Too Much Material






As the music industry has changed, and distribution been totally turned over on its head, the lines have become blurred between official releases, street albums and mixtapes. Truthfully the difference doesn't matter as much as the fact that artists no longer need labels and large amounts of money to mass produce a bunch of cd's and buy marketing in the hip hop publications before you drop something. The big artists have all followed the true independents and when they decide to drop, do little more than go to twitter and instagram and announce when a project is coming out. Then it's available for download and that's not to mention the random singles that drop every day. Point blank the game is flooded.

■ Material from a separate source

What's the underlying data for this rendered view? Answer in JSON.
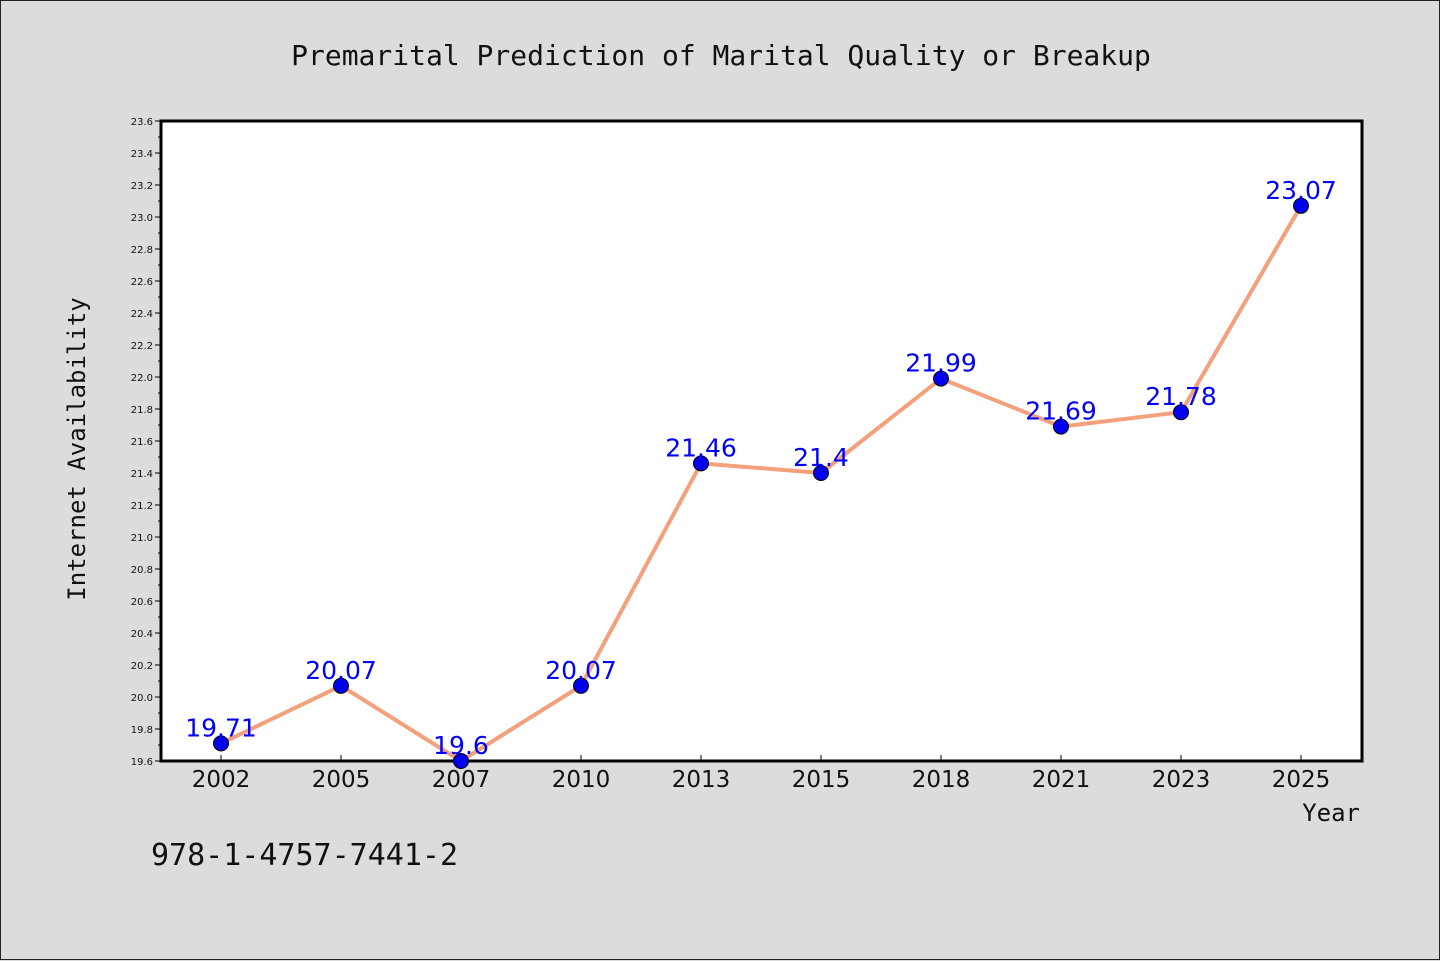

Let's look at this past week, Fabolous and Lil Wayne both had mix tapes that they "scheduled" for Thanksgiving. So that's already two full length projects to go grab and find the time to listen to, if you want. This is also following the previous week which saw Jadakiss drop an official album, which was one week after Young Jeezy dropped. Now, in addition to the expected, Erykah Badu, who while not a rapper has a huge following within the hip-hop community dropped a mix tape as well, which while it got some publicity, could be considered upstaged by the joint Kendrick Lamar and J. Cole release on Black Friday.  hell, Trey Songz, Chris Brown and Rick Ross have all put out projects in the past four days, and they are all for free.




If you are a fan this could be the golden season or a new golden era where anything you want to hear is available to you. On the other hand, there are a lot of people who seem to feel the need to try and listen to as many of these as they can and that can turn it to be daunting because no one wants to miss anything. The other downside is nothing sticks with you, it's all in one ear and out of the other and you don't get the time to sit and live with anything beyond the first few moments when it comes out. If a project doesn't grab you immediately, then how much time will you give it and how many chances will you take to actually see if it's worth listening to if the next day someone is telling you that you have to hear the latest Yo Gotti, or Boosie, or whomever is dropping at that moment?

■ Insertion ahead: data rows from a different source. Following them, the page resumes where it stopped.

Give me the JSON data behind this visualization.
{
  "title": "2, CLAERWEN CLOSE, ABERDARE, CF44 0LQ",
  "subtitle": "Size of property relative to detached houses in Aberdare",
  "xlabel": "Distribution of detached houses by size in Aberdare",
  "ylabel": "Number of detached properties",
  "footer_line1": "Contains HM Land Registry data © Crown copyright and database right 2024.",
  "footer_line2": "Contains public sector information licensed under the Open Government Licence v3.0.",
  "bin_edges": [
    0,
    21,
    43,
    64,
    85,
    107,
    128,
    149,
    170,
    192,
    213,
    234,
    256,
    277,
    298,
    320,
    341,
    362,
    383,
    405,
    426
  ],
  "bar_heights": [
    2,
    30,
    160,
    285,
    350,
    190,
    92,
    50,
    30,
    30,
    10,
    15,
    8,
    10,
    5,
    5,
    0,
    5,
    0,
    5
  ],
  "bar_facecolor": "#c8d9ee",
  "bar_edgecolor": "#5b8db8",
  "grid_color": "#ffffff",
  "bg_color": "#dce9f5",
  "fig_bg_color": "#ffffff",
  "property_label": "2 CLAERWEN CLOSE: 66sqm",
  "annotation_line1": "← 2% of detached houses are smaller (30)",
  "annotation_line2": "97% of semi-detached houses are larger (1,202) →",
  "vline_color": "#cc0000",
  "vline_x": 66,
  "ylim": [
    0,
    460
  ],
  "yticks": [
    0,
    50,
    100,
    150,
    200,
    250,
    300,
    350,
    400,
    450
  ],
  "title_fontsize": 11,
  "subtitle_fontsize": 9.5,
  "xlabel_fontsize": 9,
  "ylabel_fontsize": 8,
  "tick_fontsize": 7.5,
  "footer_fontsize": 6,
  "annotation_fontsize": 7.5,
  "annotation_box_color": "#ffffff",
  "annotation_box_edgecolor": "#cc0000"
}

This is part of the reason that albums don't mean anything to people anymore and end up being so disappointing. A flood on the market which waters everything down for the most part and the few artists who do take the time to make something of an above average quality either get slurped so hard that some lose respect for them, or they get washed aside in the vast amount of superficial and easily digestible content. These are things that we will have to continue to struggle against in order to find some sense of balance. I think this is bad for the industry, lowering value both artistically and monetarily. It also makes the average fan way more critical from the jump as they rush to try and consume as much content as possible instead of consuming the best content. What do you think about the amount of music that is coming out on a regular basis?